Advisor: No sign of interest rate hike

Experts expect the Bank of Canada to stick rather than twist at tomorrow’s interest-rate announcement.

Robert McClelland, of the McClelland Financial Group, of Assante Capital Management Ltd, said there are no signs the Canadian economy is booming, while there remains widespread concerns over household debt, the Nafta trade negotiations and a weakening loonie, which fell to as low as $1.2989 per US dollar on Friday, its lowest since July.

McClelland said that despite continuous talk about rises, the recent increases have not been significant and the markets point to BoC governer Stephen Poloz maintaining the status quo and keeping the benchmark rate at 1.25%.

He said: “My belief is that if an interest rate rise was imminent, they would already be there. The market is pretty efficient; it moves automatically and so most of the time the groupthink gets it wrong.

“We’ve been talking about rising interest rates the past six years, go look at all the articles! They’ve maybe gone up half a point, three-quarters of a point.”

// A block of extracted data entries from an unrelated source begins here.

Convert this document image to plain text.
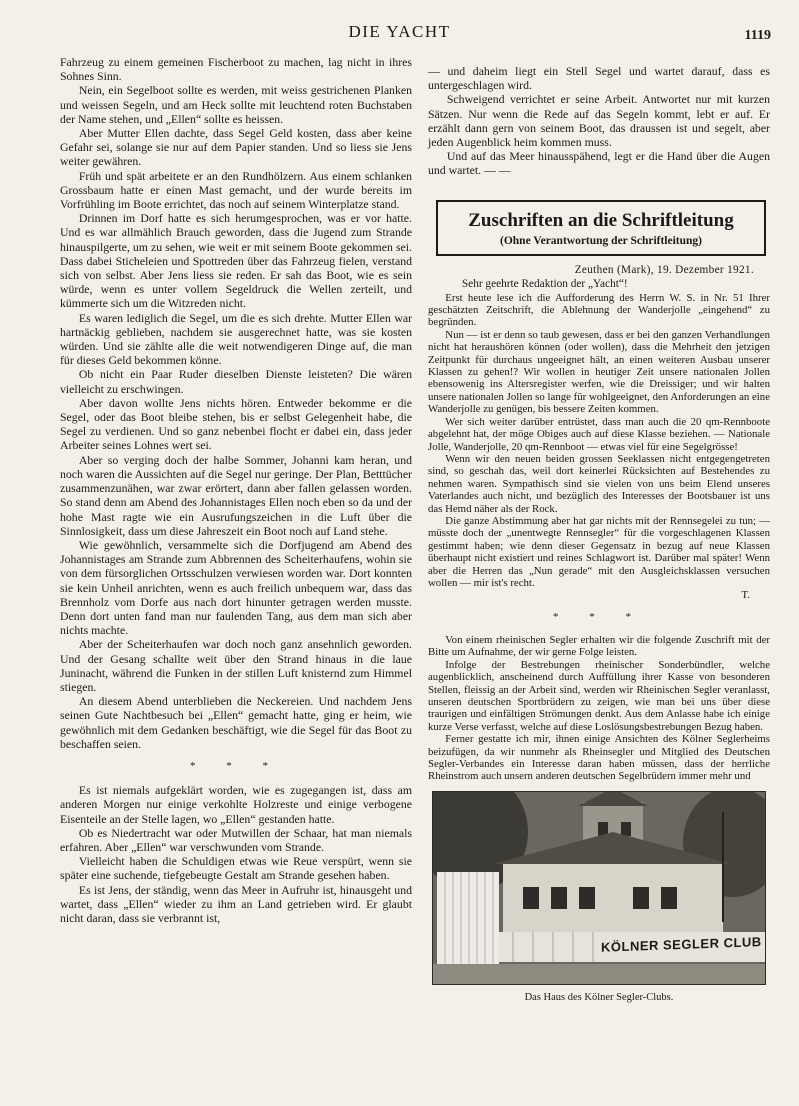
DIE YACHT	1119

Fahrzeug zu einem gemeinen Fischerboot zu machen, lag nicht in ihres Sohnes Sinn.

Nein, ein Segelboot sollte es werden, mit weiss gestrichenen Planken und weissen Segeln, und am Heck sollte mit leuchtend roten Buchstaben der Name stehen, und „Ellen“ sollte es heissen.

Aber Mutter Ellen dachte, dass Segel Geld kosten, dass aber keine Gefahr sei, solange sie nur auf dem Papier standen. Und so liess sie Jens weiter gewähren.

Früh und spät arbeitete er an den Rundhölzern. Aus einem schlanken Grossbaum hatte er einen Mast gemacht, und der wurde bereits im Vorfrühling im Boote errichtet, das noch auf seinem Winterplatze stand.

Drinnen im Dorf hatte es sich herumgesprochen, was er vor hatte. Und es war allmählich Brauch geworden, dass die Jugend zum Strande hinauspilgerte, um zu sehen, wie weit er mit seinem Boote gekommen sei. Dass dabei Sticheleien und Spottreden über das Fahrzeug fielen, verstand sich von selbst. Aber Jens liess sie reden. Er sah das Boot, wie es sein würde, wenn es unter vollem Segeldruck die Wellen zerteilt, und kümmerte sich um die Witzreden nicht.

Es waren lediglich die Segel, um die es sich drehte. Mutter Ellen war hartnäckig geblieben, nachdem sie ausgerechnet hatte, was sie kosten würden. Und sie zählte alle die weit notwendigeren Dinge auf, die man für dieses Geld bekommen könne.

Ob nicht ein Paar Ruder dieselben Dienste leisteten? Die wären vielleicht zu erschwingen.

Aber davon wollte Jens nichts hören. Entweder bekomme er die Segel, oder das Boot bleibe stehen, bis er selbst Gelegenheit habe, die Segel zu verdienen. Und so ganz nebenbei flocht er dabei ein, dass jeder Arbeiter seines Lohnes wert sei.

Aber so verging doch der halbe Sommer, Johanni kam heran, und noch waren die Aussichten auf die Segel nur geringe. Der Plan, Betttücher zusammenzunähen, war zwar erörtert, dann aber fallen gelassen worden. So stand denn am Abend des Johannistages Ellen noch eben so da und der hohe Mast ragte wie ein Ausrufungszeichen in die Luft über die Sinnlosigkeit, dass um diese Jahreszeit ein Boot noch auf Land stehe.

Wie gewöhnlich, versammelte sich die Dorfjugend am Abend des Johannistages am Strande zum Abbrennen des Scheiterhaufens, wohin sie von dem fürsorglichen Ortsschulzen verwiesen worden war. Dort konnten sie kein Unheil anrichten, wenn es auch freilich unbequem war, dass das Brennholz vom Dorfe aus nach dort hinunter getragen werden musste. Denn dort unten fand man nur faulenden Tang, aus dem man sich aber nichts machte.

Aber der Scheiterhaufen war doch noch ganz ansehnlich geworden. Und der Gesang schallte weit über den Strand hinaus in die laue Juninacht, während die Funken in der stillen Luft knisternd zum Himmel stiegen.

An diesem Abend unterblieben die Neckereien. Und nachdem Jens seinen Gute Nachtbesuch bei „Ellen“ gemacht hatte, ging er heim, wie gewöhnlich mit dem Gedanken beschäftigt, wie die Segel für das Boot zu beschaffen seien.

* * *

Es ist niemals aufgeklärt worden, wie es zugegangen ist, dass am anderen Morgen nur einige verkohlte Holzreste und einige verbogene Eisenteile an der Stelle lagen, wo „Ellen“ gestanden hatte.

Ob es Niedertracht war oder Mutwillen der Schaar, hat man niemals erfahren. Aber „Ellen“ war verschwunden vom Strande.

Vielleicht haben die Schuldigen etwas wie Reue verspürt, wenn sie später eine suchende, tiefgebeugte Gestalt am Strande gesehen haben.

Es ist Jens, der ständig, wenn das Meer in Aufruhr ist, hinausgeht und wartet, dass „Ellen“ wieder zu ihm an Land getrieben wird. Er glaubt nicht daran, dass sie verbrannt ist,

— und daheim liegt ein Stell Segel und wartet darauf, dass es untergeschlagen wird.

Schweigend verrichtet er seine Arbeit. Antwortet nur mit kurzen Sätzen. Nur wenn die Rede auf das Segeln kommt, lebt er auf. Er erzählt dann gern von seinem Boot, das draussen ist und segelt, aber jeden Augenblick heim kommen muss.

Und auf das Meer hinausspähend, legt er die Hand über die Augen und wartet. — —

Zuschriften an die Schriftleitung
(Ohne Verantwortung der Schriftleitung)
Zeuthen (Mark), 19. Dezember 1921.

Sehr geehrte Redaktion der „Yacht“!

Erst heute lese ich die Aufforderung des Herrn W. S. in Nr. 51 Ihrer geschätzten Zeitschrift, die Ablehnung der Wanderjolle „eingehend“ zu begründen.

Nun — ist er denn so taub gewesen, dass er bei den ganzen Verhandlungen nicht hat heraushören können (oder wollen), dass die Mehrheit den jetzigen Zeitpunkt für durchaus ungeeignet hält, an einen weiteren Ausbau unserer Klassen zu gehen!? Wir wollen in heutiger Zeit unsere nationalen Jollen ebensowenig ins Altersregister werfen, wie die Dreissiger; und wir halten unsere nationalen Jollen so lange für wohlgeeignet, den Anforderungen an eine Wanderjolle zu genügen, bis bessere Zeiten kommen.

Wer sich weiter darüber entrüstet, dass man auch die 20 qm-Rennboote abgelehnt hat, der möge Obiges auch auf diese Klasse beziehen. — Nationale Jolle, Wanderjolle, 20 qm-Rennboot — etwas viel für eine Segelgrösse!

Wenn wir den neuen beiden grossen Seeklassen nicht entgegengetreten sind, so geschah das, weil dort keinerlei Rücksichten auf Bestehendes zu nehmen waren. Sympathisch sind sie vielen von uns beim Elend unseres Vaterlandes auch nicht, und bezüglich des Interesses der Bootsbauer ist uns das Hemd näher als der Rock.

Die ganze Abstimmung aber hat gar nichts mit der Rennsegelei zu tun; — müsste doch der „unentwegte Rennsegler“ für die vorgeschlagenen Klassen gestimmt haben; wie denn dieser Gegensatz in bezug auf neue Klassen überhaupt nicht existiert und reines Schlagwort ist. Darüber mal später! Wenn aber die Herren das „Nun gerade“ mit den Ausgleichsklassen versuchen wollen — mir ist's recht.

T.
* * *

Von einem rheinischen Segler erhalten wir die folgende Zuschrift mit der Bitte um Aufnahme, der wir gerne Folge leisten.

Infolge der Bestrebungen rheinischer Sonderbündler, welche augenblicklich, anscheinend durch Auffüllung ihrer Kasse von besonderen Stellen, fleissig an der Arbeit sind, werden wir Rheinischen Segler veranlasst, unseren deutschen Sportbrüdern zu zeigen, wie man bei uns über diese traurigen und einfältigen Strömungen denkt. Aus dem Anlasse habe ich einige kurze Verse verfasst, welche auf diese Loslösungsbestrebungen Bezug haben.

Ferner gestatte ich mir, ihnen einige Ansichten des Kölner Seglerheims beizufügen, da wir nunmehr als Rheinsegler und Mitglied des Deutschen Segler-Verbandes ein Interesse daran haben müssen, dass der herrliche Rheinstrom auch unsern anderen deutschen Segelbrüdern immer mehr und

KÖLNER SEGLER CLUB
Das Haus des Kölner Segler-Clubs.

He added: “I’m not one to try to predict interest rates but I think we’ve already seen a little bit of movement this year and that needs to settle in. That’s enough.

“There’s no sign the Canadian economy is booming or anything like that and they’ve done a few things to supress the housing market in Toronto and Vancouver, and that seems to be working a little bit. I don’t see them changing anything.”

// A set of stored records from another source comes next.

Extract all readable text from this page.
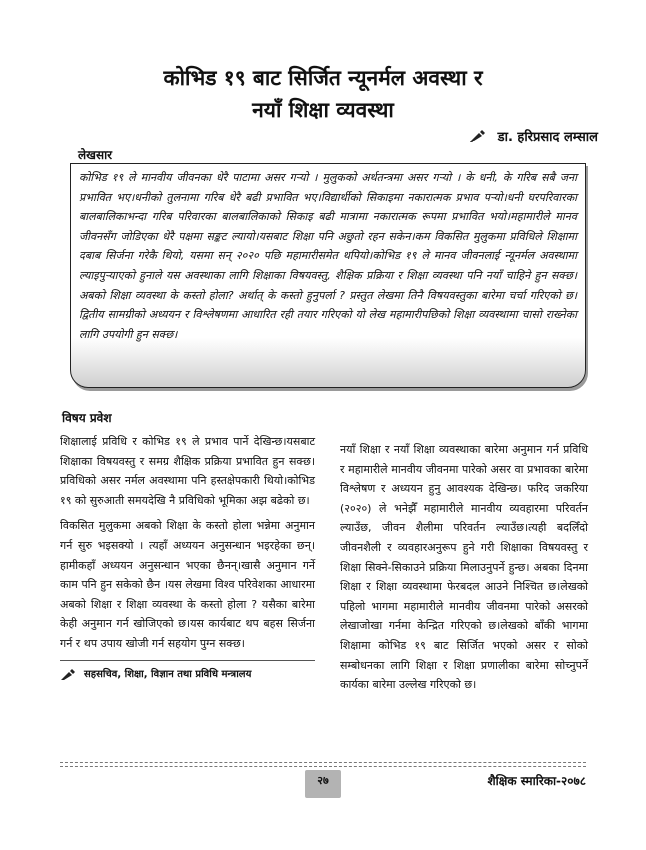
कोभिड १९ बाट सिर्जित न्यूनर्मल अवस्था र
नयाँ शिक्षा व्यवस्था
डा. हरिप्रसाद लम्साल
लेखसार

कोभिड १९ ले मानवीय जीवनका धेरै पाटामा असर गऱ्यो । मुलुकको अर्थतन्त्रमा असर गऱ्यो । के धनी, के गरिब सबै जना प्रभावित भए।धनीको तुलनामा गरिब धेरै बढी प्रभावित भए।विद्यार्थीको सिकाइमा नकारात्मक प्रभाव पऱ्यो।धनी घरपरिवारका बालबालिकाभन्दा गरिब परिवारका बालबालिकाको सिकाइ बढी मात्रामा नकारात्मक रूपमा प्रभावित भयो।महामारीले मानव जीवनसँग जोडिएका धेरै पक्षमा सङ्कट ल्यायो।यसबाट शिक्षा पनि अछुतो रहन सकेन।कम विकसित मुलुकमा प्रविधिले शिक्षामा दबाब सिर्जना गरेकै थियो, यसमा सन् २०२० पछि महामारीसमेत थपियो।कोभिड १९ ले मानव जीवनलाई न्यूनर्मल अवस्थामा ल्याइपुऱ्याएको हुनाले यस अवस्थाका लागि शिक्षाका विषयवस्तु, शैक्षिक प्रक्रिया र शिक्षा व्यवस्था पनि नयाँ चाहिने हुन सक्छ।अबको शिक्षा व्यवस्था के कस्तो होला? अर्थात् के कस्तो हुनुपर्ला ? प्रस्तुत लेखमा तिनै विषयवस्तुका बारेमा चर्चा गरिएको छ। द्वितीय सामग्रीको अध्ययन र विश्लेषणमा आधारित रही तयार गरिएको यो लेख महामारीपछिको शिक्षा व्यवस्थामा चासो राख्नेका लागि उपयोगी हुन सक्छ।

विषय प्रवेश

शिक्षालाई प्रविधि र कोभिड १९ ले प्रभाव पार्ने देखिन्छ।यसबाट शिक्षाका विषयवस्तु र समग्र शैक्षिक प्रक्रिया प्रभावित हुन सक्छ।प्रविधिको असर नर्मल अवस्थामा पनि हस्तक्षेपकारी थियो।कोभिड १९ को सुरुआती समयदेखि नै प्रविधिको भूमिका अझ बढेको छ।

विकसित मुलुकमा अबको शिक्षा के कस्तो होला भन्नेमा अनुमान गर्न सुरु भइसक्यो । त्यहाँ अध्ययन अनुसन्धान भइरहेका छन्।हामीकहाँ अध्ययन अनुसन्धान भएका छैनन्।खासै अनुमान गर्ने काम पनि हुन सकेको छैन ।यस लेखमा विश्व परिवेशका आधारमा अबको शिक्षा र शिक्षा व्यवस्था के कस्तो होला ? यसैका बारेमा केही अनुमान गर्न खोजिएको छ।यस कार्यबाट थप बहस सिर्जना गर्न र थप उपाय खोजी गर्न सहयोग पुग्न सक्छ।

सहसचिव, शिक्षा, विज्ञान तथा प्रविधि मन्त्रालय

नयाँ शिक्षा र नयाँ शिक्षा व्यवस्थाका बारेमा अनुमान गर्न प्रविधि र महामारीले मानवीय जीवनमा पारेको असर वा प्रभावका बारेमा विश्लेषण र अध्ययन हुनु आवश्यक देखिन्छ। फरिद जकरिया (२०२०) ले भनेझैँ महामारीले मानवीय व्यवहारमा परिवर्तन ल्याउँछ, जीवन शैलीमा परिवर्तन ल्याउँछ।त्यही बदलिँदो जीवनशैली र व्यवहारअनुरूप हुने गरी शिक्षाका विषयवस्तु र शिक्षा सिक्ने-सिकाउने प्रक्रिया मिलाउनुपर्ने हुन्छ। अबका दिनमा शिक्षा र शिक्षा व्यवस्थामा फेरबदल आउने निश्चित छ।लेखको पहिलो भागमा महामारीले मानवीय जीवनमा पारेको असरको लेखाजोखा गर्नमा केन्द्रित गरिएको छ।लेखको बाँकी भागमा शिक्षामा कोभिड १९ बाट सिर्जित भएको असर र सोको सम्बोधनका लागि शिक्षा र शिक्षा प्रणालीका बारेमा सोच्नुपर्ने कार्यका बारेमा उल्लेख गरिएको छ।

२७	शैक्षिक स्मारिका-२०७८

That viewpoint is universal, with nine of the 21 analysts surveyed by Bloomberg not expecting a hike, although it reports that many strategists and traders remain convinced the BoC will opt for at least two more rises before the year is out.

Meanwhile, Trump’s confirmation of trade tariffs for Canada yesterday did little to boost the loonie and all the signs point to a slowdown after Canada's stellar 2017. Bloomberg reports that Canada shed a net 88,000 jobs in January, while retails sales figures released last month showed receipts fell 0.8% month-over-month in December.